In this case, the conflicts of interest are simply too severe to allow the defense team to remain on the case, despite counsel's assurances that the conflicts will in no way interfere with their professional judgment. See Akerly v. Red Barn Sys., Inc., 551 F.2d 539, 544 (3rd Cir.1977) (holding that the *294 court must avoid "the appearance as well as the actuality of professional impropriety."). Consideration of the four factors weighs in favor of disqualification. The court is especially concerned with maintaining public confidence in the judicial system. Defense counsel therefore must withdraw from this case.


For the foregoing reasons, Gruber, Marrinan and Mathews shall withdraw as counsel for defense in accordance with the court's November 27, 1995 oral order.


[1] The order implementing this decision was issued from the bench on November 27, 1995. This memorandum is an explanation of that oral order as well as a response to defendants' motion for reconsideration of that order. "Defense counsel" refers only to those counsel of record as of November 27, 1995.

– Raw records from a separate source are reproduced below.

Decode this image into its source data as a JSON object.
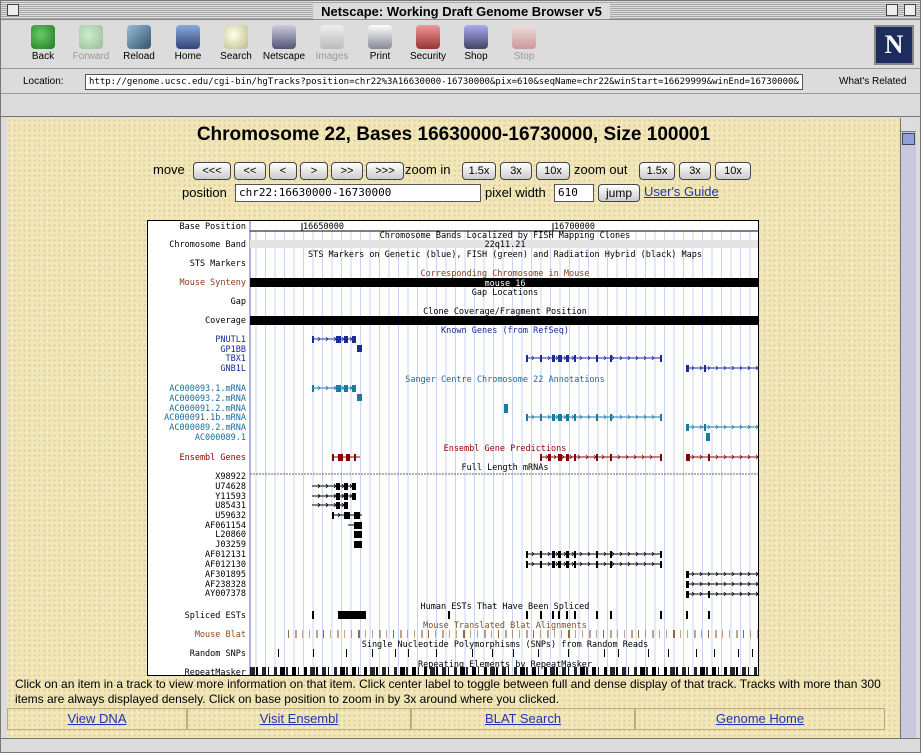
{
  "window": {
    "title": "Netscape: Working Draft Genome Browser v5"
  },
  "toolbar": {
    "back": "Back",
    "forward": "Forward",
    "reload": "Reload",
    "home": "Home",
    "search": "Search",
    "netscape": "Netscape",
    "images": "Images",
    "print": "Print",
    "security": "Security",
    "shop": "Shop",
    "stop": "Stop"
  },
  "location": {
    "label": "Location:",
    "url": "http://genome.ucsc.edu/cgi-bin/hgTracks?position=chr22%3A16630000-16730000&pix=610&seqName=chr22&winStart=16629999&winEnd=16730000&",
    "related": "What's Related"
  },
  "page": {
    "title": "Chromosome 22, Bases 16630000-16730000, Size 100001"
  },
  "controls": {
    "move_label": "move",
    "move_buttons": [
      "<<<",
      "<<",
      "<",
      ">",
      ">>",
      ">>>"
    ],
    "zoom_in_label": "zoom in",
    "zoom_in_buttons": [
      "1.5x",
      "3x",
      "10x"
    ],
    "zoom_out_label": "zoom out",
    "zoom_out_buttons": [
      "1.5x",
      "3x",
      "10x"
    ],
    "position_label": "position",
    "position_value": "chr22:16630000-16730000",
    "pixel_width_label": "pixel width",
    "pixel_width_value": "610",
    "jump_button": "jump",
    "users_guide": "User's Guide"
  },
  "tracks": {
    "ruler": {
      "label": "Base Position",
      "ticks": [
        "16650000",
        "16700000"
      ]
    },
    "labels": [
      {
        "text": "Chromosome Band",
        "color": "#000000"
      },
      {
        "text": "STS Markers",
        "color": "#000000"
      },
      {
        "text": "Mouse Synteny",
        "color": "#8b3a1a"
      },
      {
        "text": "Gap",
        "color": "#000000"
      },
      {
        "text": "Coverage",
        "color": "#000000"
      },
      {
        "text": "PNUTL1",
        "color": "#1a2a99"
      },
      {
        "text": "GP1BB",
        "color": "#1a2a99"
      },
      {
        "text": "TBX1",
        "color": "#1a2a99"
      },
      {
        "text": "GNB1L",
        "color": "#1a2a99"
      },
      {
        "text": "AC000093.1.mRNA",
        "color": "#1a6a99"
      },
      {
        "text": "AC000093.2.mRNA",
        "color": "#1a6a99"
      },
      {
        "text": "AC000091.2.mRNA",
        "color": "#1a6a99"
      },
      {
        "text": "AC000091.1b.mRNA",
        "color": "#1a6a99"
      },
      {
        "text": "AC000089.2.mRNA",
        "color": "#1a6a99"
      },
      {
        "text": "AC000089.1",
        "color": "#1a6a99"
      },
      {
        "text": "Ensembl Genes",
        "color": "#8b0000"
      },
      {
        "text": "X98922",
        "color": "#000000"
      },
      {
        "text": "U74628",
        "color": "#000000"
      },
      {
        "text": "Y11593",
        "color": "#000000"
      },
      {
        "text": "U85431",
        "color": "#000000"
      },
      {
        "text": "U59632",
        "color": "#000000"
      },
      {
        "text": "AF061154",
        "color": "#000000"
      },
      {
        "text": "L20860",
        "color": "#000000"
      },
      {
        "text": "J03259",
        "color": "#000000"
      },
      {
        "text": "AF012131",
        "color": "#000000"
      },
      {
        "text": "AF012130",
        "color": "#000000"
      },
      {
        "text": "AF301895",
        "color": "#000000"
      },
      {
        "text": "AF238328",
        "color": "#000000"
      },
      {
        "text": "AY007378",
        "color": "#000000"
      },
      {
        "text": "Spliced ESTs",
        "color": "#000000"
      },
      {
        "text": "Mouse Blat",
        "color": "#8b4a1a"
      },
      {
        "text": "Random SNPs",
        "color": "#000000"
      },
      {
        "text": "RepeatMasker",
        "color": "#000000"
      }
    ],
    "headers": [
      {
        "text": "Chromosome Bands Localized by FISH Mapping Clones",
        "color": "#000000"
      },
      {
        "text": "STS Markers on Genetic (blue), FISH (green) and Radiation Hybrid (black) Maps",
        "color": "#000000"
      },
      {
        "text": "Corresponding Chromosome in Mouse",
        "color": "#8b3a1a"
      },
      {
        "text": "Gap Locations",
        "color": "#000000"
      },
      {
        "text": "Clone Coverage/Fragment Position",
        "color": "#000000"
      },
      {
        "text": "Known Genes (from RefSeq)",
        "color": "#1a2a99"
      },
      {
        "text": "Sanger Centre Chromosome 22 Annotations",
        "color": "#1a6a99"
      },
      {
        "text": "Ensembl Gene Predictions",
        "color": "#8b0000"
      },
      {
        "text": "Full Length mRNAs",
        "color": "#000000"
      },
      {
        "text": "Human ESTs That Have Been Spliced",
        "color": "#000000"
      },
      {
        "text": "Mouse Translated Blat Alignments",
        "color": "#8b4a1a"
      },
      {
        "text": "Single Nucleotide Polymorphisms (SNPs) from Random Reads",
        "color": "#000000"
      },
      {
        "text": "Repeating Elements by RepeatMasker",
        "color": "#000000"
      }
    ],
    "band_label": "22q11.21",
    "mouse_synteny_label": "mouse 16"
  },
  "help_text": "Click on an item in a track to view more information on that item. Click center label to toggle between full and dense display of that track. Tracks with more than 300 items are always displayed densely. Click on base position to zoom in by 3x around where you clicked.",
  "footer_links": [
    "View DNA",
    "Visit Ensembl",
    "BLAT Search",
    "Genome Home"
  ]
}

[2] The court's investigation has revealed that other conflicts, not disclosed at the hearing, may also exist. For example, Blackwell is represented by Gruber's partner in PMTA-ILA Container v. Rose, No. 94-CV-5635 (E.D.Pa.), a matter presently before the Eastern District of Pennsylvania.

[3] The PMTA-ILA Pension Fund is a labor-management fund set up to provide pension benefits to longshoremen who are covered by the PMTA-ILA collective bargaining agreement. Local officers are permitted to sit as trustees on the fund when contributions are made by their employers. Blackwell's trusteeship was therefore funded by Local 1332. (Def.'s Mem.Opp'n Pls.' Mot.Prelim.Inj. at 5.)

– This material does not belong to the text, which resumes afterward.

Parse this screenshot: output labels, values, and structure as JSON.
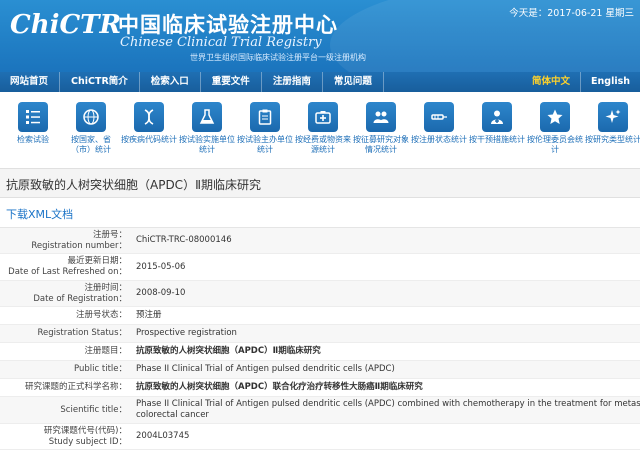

[4] Defense counsel argue that plaintiff Blackwell is not Freedman & Lorry's former client. Blackwell was represented by Freedman & Lorry only in his capacity as a trustee, while he is a plaintiff in this case solely in his capacity as Local 1332 president. (Defs.' Mem.Supp.Mot. for Reconsid. at 15-16.) Counsel's argument is flawed, however, because Blackwell was a trustee on the fund in his capacity as a union officer. (Defs.' Mem. Opp'n Pls.' Mot.Prelim.Inj. at 5.) The court shall not make a distinction where in reality there is none. Plaintiff Blackwell is Freedman & Lorry's former client.

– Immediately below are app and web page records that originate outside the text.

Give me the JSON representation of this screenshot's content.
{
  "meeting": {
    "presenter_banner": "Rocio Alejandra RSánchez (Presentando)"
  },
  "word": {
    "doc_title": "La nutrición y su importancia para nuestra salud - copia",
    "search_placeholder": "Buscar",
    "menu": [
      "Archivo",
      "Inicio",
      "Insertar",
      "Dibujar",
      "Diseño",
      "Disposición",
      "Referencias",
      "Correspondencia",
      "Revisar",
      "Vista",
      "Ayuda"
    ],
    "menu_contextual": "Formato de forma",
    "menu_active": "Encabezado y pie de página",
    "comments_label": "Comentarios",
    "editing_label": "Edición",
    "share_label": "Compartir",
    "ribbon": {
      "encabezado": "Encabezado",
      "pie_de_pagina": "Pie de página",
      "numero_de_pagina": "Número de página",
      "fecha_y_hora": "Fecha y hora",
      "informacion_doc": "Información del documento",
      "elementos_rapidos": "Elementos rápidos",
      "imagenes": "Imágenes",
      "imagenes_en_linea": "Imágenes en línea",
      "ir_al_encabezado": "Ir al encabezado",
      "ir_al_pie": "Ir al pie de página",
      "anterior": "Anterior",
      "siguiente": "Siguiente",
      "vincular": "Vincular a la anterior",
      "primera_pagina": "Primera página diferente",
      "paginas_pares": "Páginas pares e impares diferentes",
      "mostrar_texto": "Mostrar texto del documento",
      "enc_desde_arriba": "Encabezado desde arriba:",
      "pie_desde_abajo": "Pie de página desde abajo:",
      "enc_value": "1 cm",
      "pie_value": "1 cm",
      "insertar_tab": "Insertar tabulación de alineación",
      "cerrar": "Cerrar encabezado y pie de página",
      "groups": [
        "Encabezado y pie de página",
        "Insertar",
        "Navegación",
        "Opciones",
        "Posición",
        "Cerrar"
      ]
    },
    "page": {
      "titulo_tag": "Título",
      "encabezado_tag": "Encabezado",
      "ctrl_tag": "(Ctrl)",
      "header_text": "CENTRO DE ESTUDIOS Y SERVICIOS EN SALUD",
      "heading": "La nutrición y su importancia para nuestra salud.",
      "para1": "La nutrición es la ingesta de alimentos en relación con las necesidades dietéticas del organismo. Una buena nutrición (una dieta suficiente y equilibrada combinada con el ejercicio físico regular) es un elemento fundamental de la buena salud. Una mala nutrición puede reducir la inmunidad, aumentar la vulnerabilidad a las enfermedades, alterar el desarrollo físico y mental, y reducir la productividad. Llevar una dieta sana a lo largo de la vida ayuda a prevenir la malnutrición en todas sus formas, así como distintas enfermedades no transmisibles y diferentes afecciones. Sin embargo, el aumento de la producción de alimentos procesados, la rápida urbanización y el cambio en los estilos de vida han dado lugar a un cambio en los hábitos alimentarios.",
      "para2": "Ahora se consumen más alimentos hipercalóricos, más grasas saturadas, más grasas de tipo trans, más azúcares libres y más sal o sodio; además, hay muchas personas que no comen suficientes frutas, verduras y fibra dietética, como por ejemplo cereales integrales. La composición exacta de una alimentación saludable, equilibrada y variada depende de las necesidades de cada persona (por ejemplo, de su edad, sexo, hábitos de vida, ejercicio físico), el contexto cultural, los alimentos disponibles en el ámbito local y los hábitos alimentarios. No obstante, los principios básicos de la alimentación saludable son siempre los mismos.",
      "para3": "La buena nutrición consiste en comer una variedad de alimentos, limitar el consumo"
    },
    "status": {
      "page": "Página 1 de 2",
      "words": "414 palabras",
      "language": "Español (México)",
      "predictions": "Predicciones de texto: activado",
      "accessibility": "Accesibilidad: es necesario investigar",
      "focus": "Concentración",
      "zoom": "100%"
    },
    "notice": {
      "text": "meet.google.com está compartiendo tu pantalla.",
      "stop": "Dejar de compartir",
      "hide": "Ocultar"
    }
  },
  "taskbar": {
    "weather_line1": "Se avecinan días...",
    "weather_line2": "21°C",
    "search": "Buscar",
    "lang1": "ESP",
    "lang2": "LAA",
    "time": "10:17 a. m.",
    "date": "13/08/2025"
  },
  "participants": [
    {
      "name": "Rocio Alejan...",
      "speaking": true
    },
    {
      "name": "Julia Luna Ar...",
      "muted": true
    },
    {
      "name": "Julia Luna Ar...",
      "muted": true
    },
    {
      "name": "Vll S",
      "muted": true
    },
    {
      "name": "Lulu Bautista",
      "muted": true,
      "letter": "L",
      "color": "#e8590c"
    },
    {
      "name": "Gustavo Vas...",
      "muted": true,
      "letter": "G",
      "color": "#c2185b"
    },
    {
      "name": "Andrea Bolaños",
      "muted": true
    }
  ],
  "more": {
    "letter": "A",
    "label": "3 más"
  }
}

[5] Gruber has the burden to prove that Blackwell consented. In re Corn Derivatives, 748 F.2d at 162.

[6] Defendants' filed their brief only one business day before the preliminary injunction hearing. Plaintiffs asserted in open court, and were not challenged by defendants, that they had no knowledge of the "unclean hands" defense before that time. It is that defense which makes Gruber's representation in this case so objectionable.

[7] Mathews and Marrinan argue that Local 1332 is not their client in MTP because they were admitted pro hac vice as counsel only for the ILA and its president. (Defs.' Mem.Supp.Mot.Reconsid. at 4, Ex. 12.) Counsel admit to answering the MTP complaint on behalf of Local 1332, but they allegedly did so as a favor, free of charge. (Defs.' Mem.Supp.Mot.Reconsid.Ex. 7, ΒΆ 14.) However, counsel's argument fails because "client" is defined broadly in the RPC. RPC, Scope. See United States v. Costanzo, 625 F.2d 465, 468 (3d Cir.1980) ("The attorney-client relationship is not dependent on the payment of a fee nor upon execution of a formal contract.") Defense counsel performed legal services for Local 1332, so Local 1332 is a client.

[8] The court is assuming for the purposes of this discussion that RPC Rule 1.7(a) (1) is satisfied, i.e. that defense counsel reasonably believed that this conflict would not adversely affect their relationship with Local 1332.